Add a script, capability, or process so that we can validate all data is backed up to ORCA

krisstanton commented 9 months ago

Ref: https://docs.google.com/spreadsheets/d/1Xznva0Upb9W9bTqdAndV4pDcwjV8jRRYKFVmgq_9i1c/edit#gid=0 Ref: 18.4 The system shall validate all data is backed up to ORCA Come up with a process which does the following.

[x] Access a regularly generated manifest file for Cumulus_CBA's Prod's S3 where all the granules live.
[x] Access a regularly generated manifest file for ORCA_CBA_Prod (Disaster Recovery Account) S3 where all the backed up granules live.
[x] Compare the two manifests
[x] Make a List of any files that exist in only 1 of the manifests and not both.
[x] Generate a report which includes the above list and the count (number of items in that list - at the file level)
- [ ] If needed, do this at the granule level
[x] Ensure this can be output as either report text and JSON (incase we need a machine interface for this) This may possibly require some granule structure logic, but perhaps not.
[ ] Encapsulate the above into a new util repo
- [ ] Add documentation to the new repo explaining how to use it (including specific python environment setup instructions).

krisstanton commented 7 months ago

WIP Update Background:

We have a manifest setup for Cumulus CBA PROD (5047) (the main CBA Prod account where data is ingested)
We have another manifest setup for Cumulus CBA DR PROD (1741) (the ORCA account where CBA Prod data is backed up)
We also have an MCP bucket where our 'ready for Airflow and then Cumulus Ingest' granules live.

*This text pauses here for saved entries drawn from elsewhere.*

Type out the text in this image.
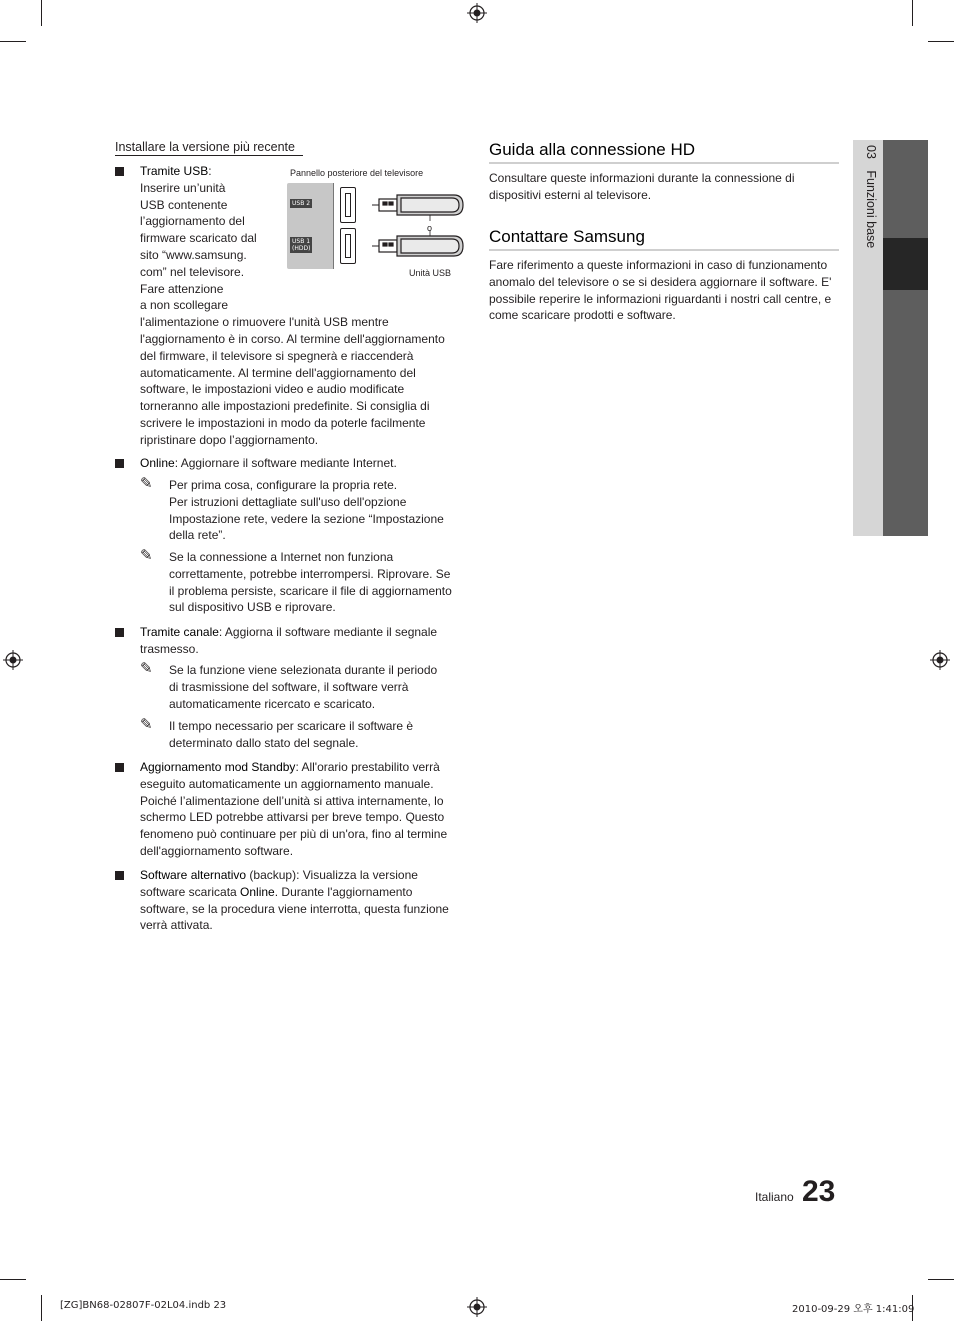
03 Funzioni base
Installare la versione più recente
Tramite USB:
Inserire un’unità
USB contenente
l’aggiornamento del
firmware scaricato dal
sito “www.samsung.
com” nel televisore.
Fare attenzione
a non scollegare
l'alimentazione o rimuovere l'unità USB mentre
l'aggiornamento è in corso. Al termine dell'aggiornamento
del firmware, il televisore si spegnerà e riaccenderà
automaticamente. Al termine dell'aggiornamento del
software, le impostazioni video e audio modificate
torneranno alle impostazioni predefinite. Si consiglia di
scrivere le impostazioni in modo da poterle facilmente
ripristinare dopo l’aggiornamento.
Pannello posteriore del televisore
USB 2
USB 1
(HDD)
o
Unità USB
Online: Aggiornare il software mediante Internet.
✎ Per prima cosa, configurare la propria rete.
Per istruzioni dettagliate sull'uso dell'opzione
Impostazione rete, vedere la sezione “Impostazione
della rete”.
✎ Se la connessione a Internet non funziona
correttamente, potrebbe interrompersi. Riprovare. Se
il problema persiste, scaricare il file di aggiornamento
sul dispositivo USB e riprovare.
Tramite canale: Aggiorna il software mediante il segnale
trasmesso.
✎ Se la funzione viene selezionata durante il periodo
di trasmissione del software, il software verrà
automaticamente ricercato e scaricato.
✎ Il tempo necessario per scaricare il software è
determinato dallo stato del segnale.
Aggiornamento mod Standby: All'orario prestabilito verrà
eseguito automaticamente un aggiornamento manuale.
Poiché l’alimentazione dell’unità si attiva internamente, lo
schermo LED potrebbe attivarsi per breve tempo. Questo
fenomeno può continuare per più di un'ora, fino al termine
dell'aggiornamento software.
Software alternativo (backup): Visualizza la versione
software scaricata Online. Durante l'aggiornamento
software, se la procedura viene interrotta, questa funzione
verrà attivata.
Guida alla connessione HD
Consultare queste informazioni durante la connessione di
dispositivi esterni al televisore.
Contattare Samsung
Fare riferimento a queste informazioni in caso di funzionamento
anomalo del televisore o se si desidera aggiornare il software. E'
possibile reperire le informazioni riguardanti i nostri call centre, e
come scaricare prodotti e software.
Italiano 23
[ZG]BN68-02807F-02L04.indb 23	2010-09-29 오후 1:41:09
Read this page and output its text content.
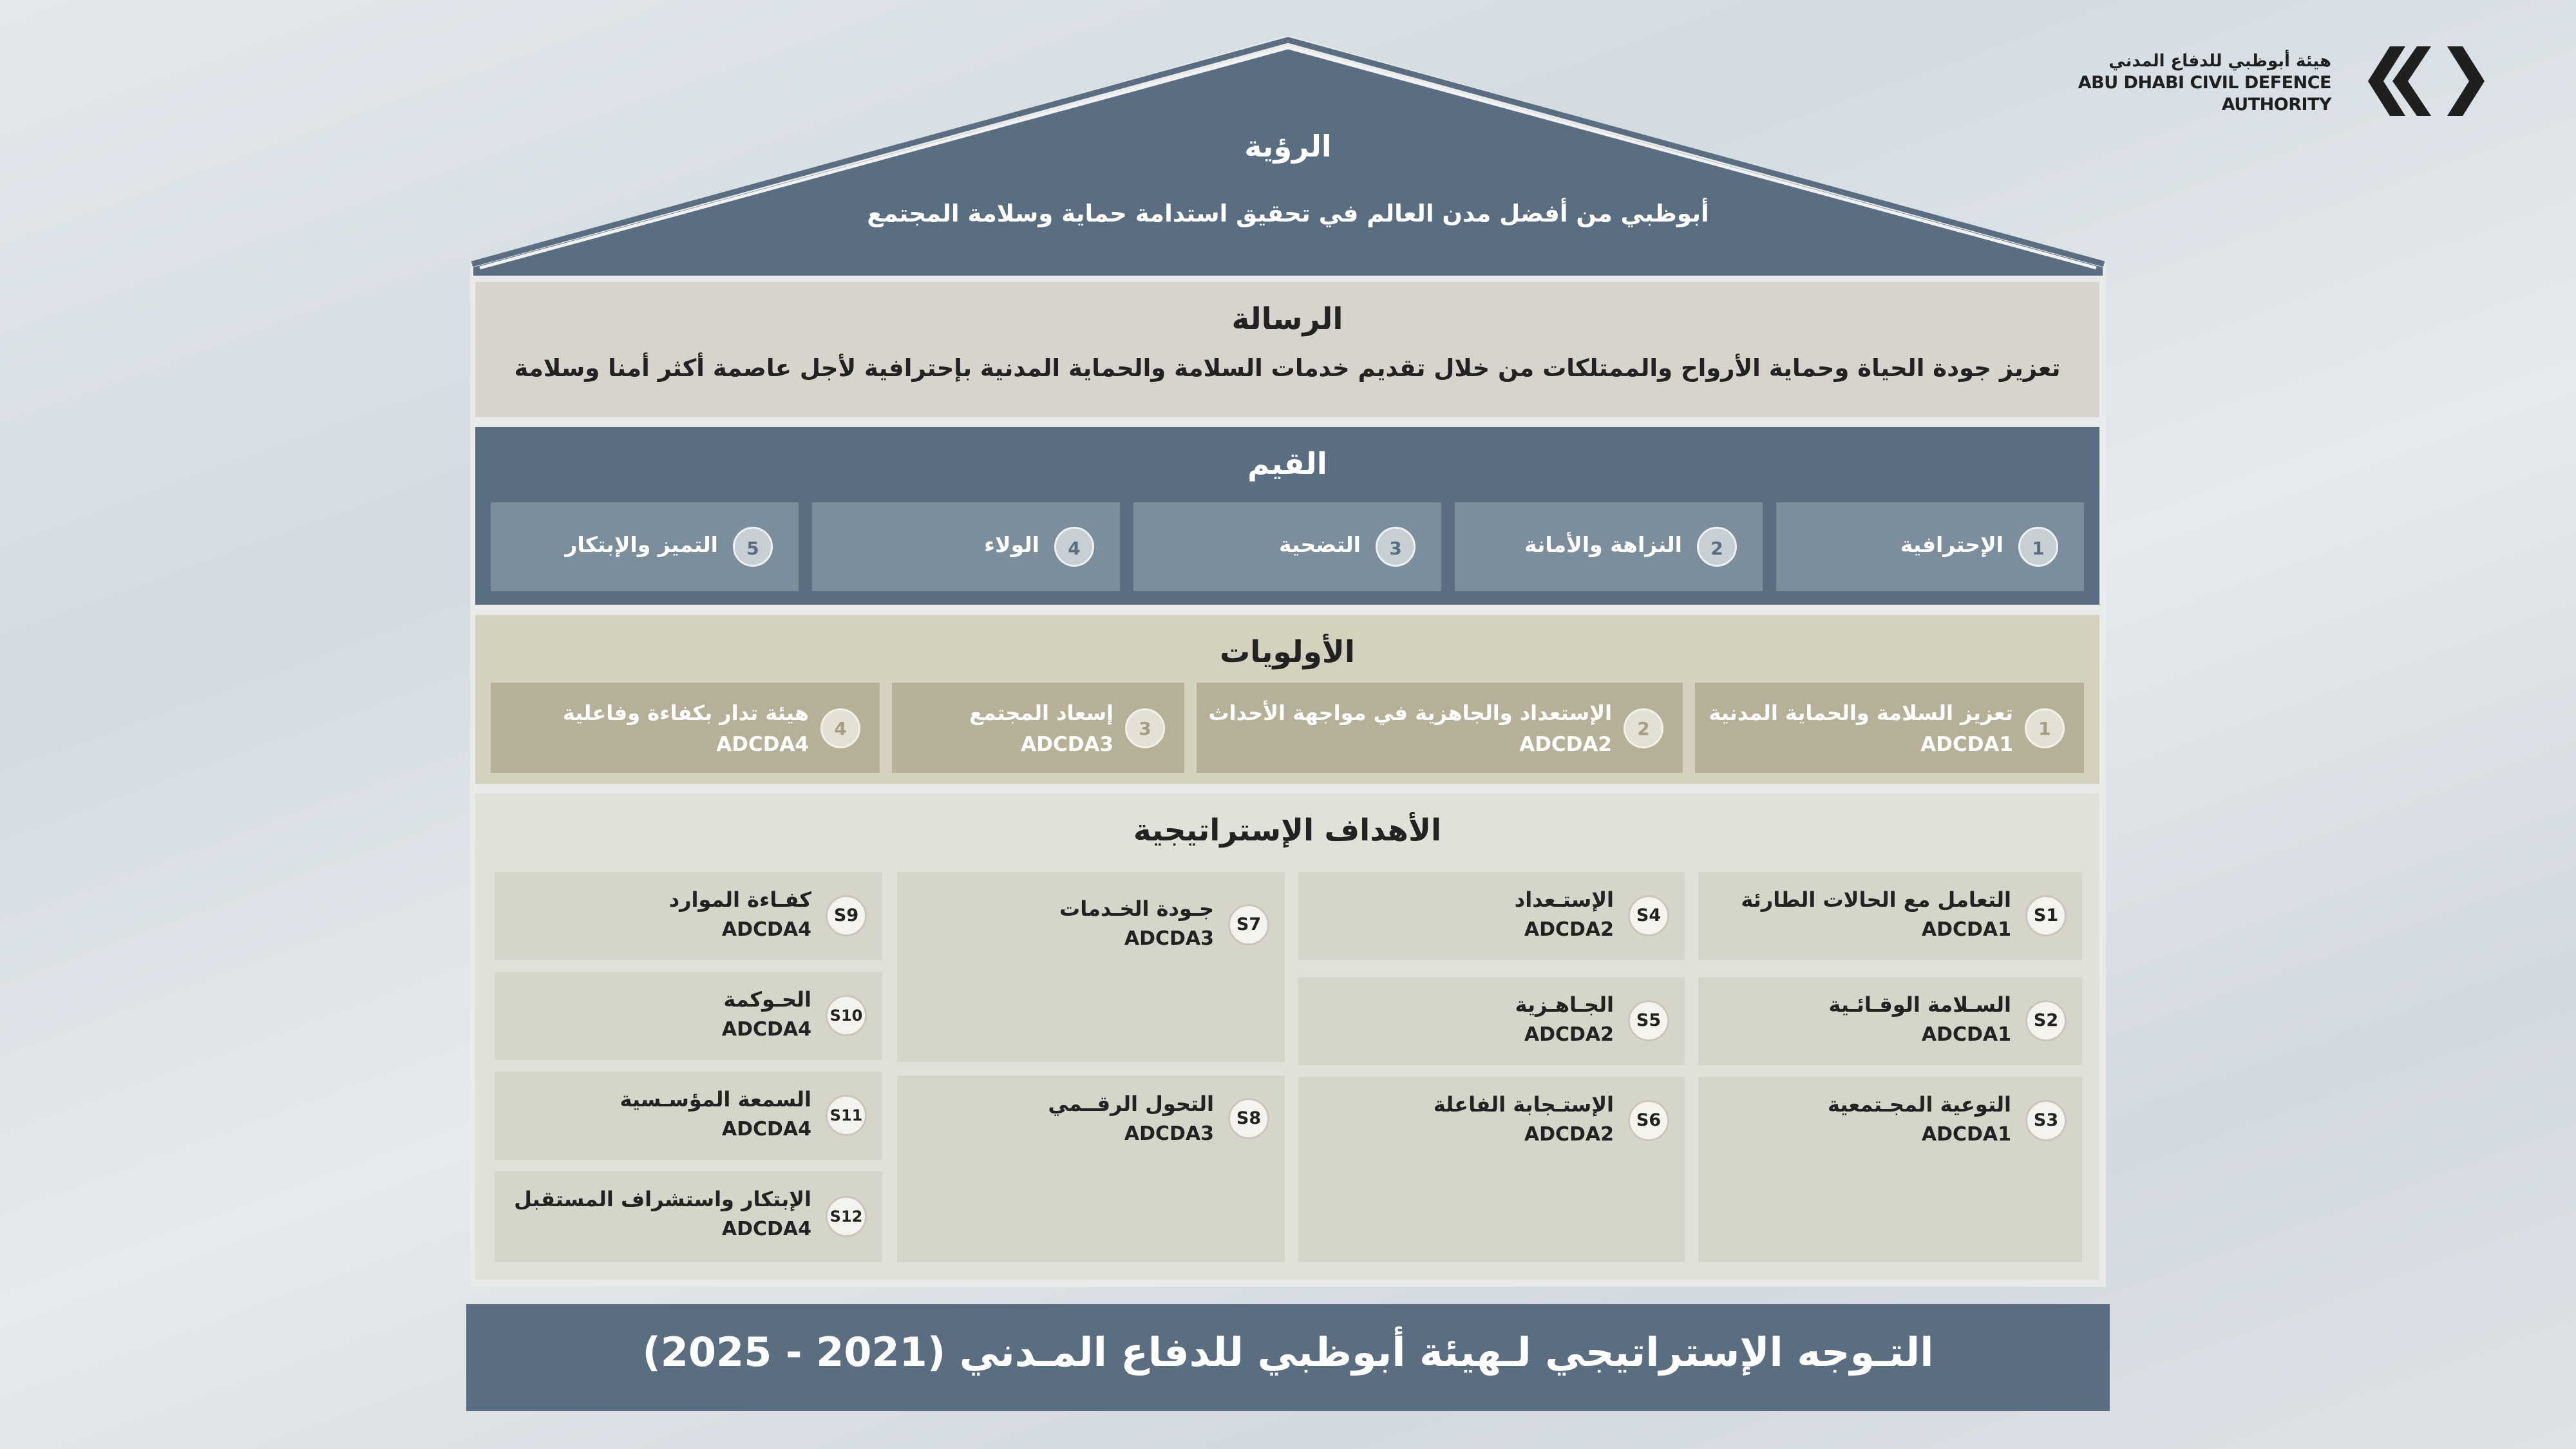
هيئة أبوظبي للدفاع المدني
ABU DHABI CIVIL DEFENCE
AUTHORITY
الرؤية
أبوظبي من أفضل مدن العالم في تحقيق استدامة حماية وسلامة المجتمع
الرسالة
تعزيز جودة الحياة وحماية الأرواح والممتلكات من خلال تقديم خدمات السلامة والحماية المدنية بإحترافية لأجل عاصمة أكثر أمنا وسلامة
القيم
1
الإحترافية
2
النزاهة والأمانة
3
التضحية
4
الولاء
5
التميز والإبتكار
الأولويات
1
تعزيز السلامة والحماية المدنية
ADCDA1
2
الإستعداد والجاهزية في مواجهة الأحداث
ADCDA2
3
إسعاد المجتمع
ADCDA3
4
هيئة تدار بكفاءة وفاعلية
ADCDA4
الأهداف الإستراتيجية
S1
التعامل مع الحالات الطارئة
ADCDA1
S2
السـلامة الوقـائـية
ADCDA1
S3
التوعية المجـتمعية
ADCDA1
S4
الإستـعداد
ADCDA2
S5
الجـاهـزية
ADCDA2
S6
الإستـجابة الفاعلة
ADCDA2
S7
جـودة الخـدمات
ADCDA3
S8
التحول الرقــمي
ADCDA3
S9
كفـاءة الموارد
ADCDA4
S10
الحـوكمة
ADCDA4
S11
السمعة المؤسـسية
ADCDA4
S12
الإبتكار واستشراف المستقبل
ADCDA4
التـوجه الإستراتيجي لـهيئة أبوظبي للدفاع المـدني (2021 - 2025)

Currently, the Orca Validation code is a python script which does the following,

    -Reads the manifest files from the current (or last UTC Now date) to get the most recent manifest
    -Complies a list of the 'keys' (the file names)
    -Runs a function to generate a report which is the result of comparing these lists.
        -The following outputs are generated:
            'unique_to_list1': unique_to_list1, # // Files that are only found in the CBA Prod Manifest
            'unique_to_list2': unique_to_list2, # // Files that are only found in the CBA Prod DR (ORCA) Manifest
            'common_to_both': common_to_both, # // Files that are found in both places
            'count_unique_to_list1': len(unique_to_list1), # // Number of files found in CBA Prod Manifest
            'count_unique_to_list2': len(unique_to_list2), # // Number of files found in CBA Prod DR (ORCA) Manifest
            'count_common_to_both': len(common_to_both), # // Number of files found in BOTH CBA Prod and CBA Prod DR (ORCA) Manifests
    -This entire output (including all the file lists) are saved as json in a local directory each time this utility is run
        -Note: This .json file can be very large.  For a small run, this file was about 1.6 GB

Here is what still needs to happen - and are the next steps

    -Integrate this code into the CSDA Cumulus code base as a utility (so it's in our code repos and easy to use)
    -Add the ability to compare to the MCP buckets (so we can know if any given file exists in all 1, 2 or all 3 locations)
    -Test to make sure the output is correct and acceptable for use (we will end up using this to determine when we can remove files from the NGAP accounts as we near completion of our migration ingests)
        -I may need to add an ignore list for certain prefixed subdirectories when gathering keys from the manifest
    -On an early test, I saw a large number of files (about 10%, which at this time is about 1.4 million files) that are ONLY found in the CBA DR (ORCA) manifest and not the CBA Prod.
        -I need to find out why find out what those files are and why they are only in the ORCA bucket and not the normal PROD bucket.
        -Code needs to be cleaned up a bit and have extra, unused functions removed.

krisstanton commented 6 months ago

WIP Update: The discrepancy of files is because the thumbs are stored in the CBA Public bucket.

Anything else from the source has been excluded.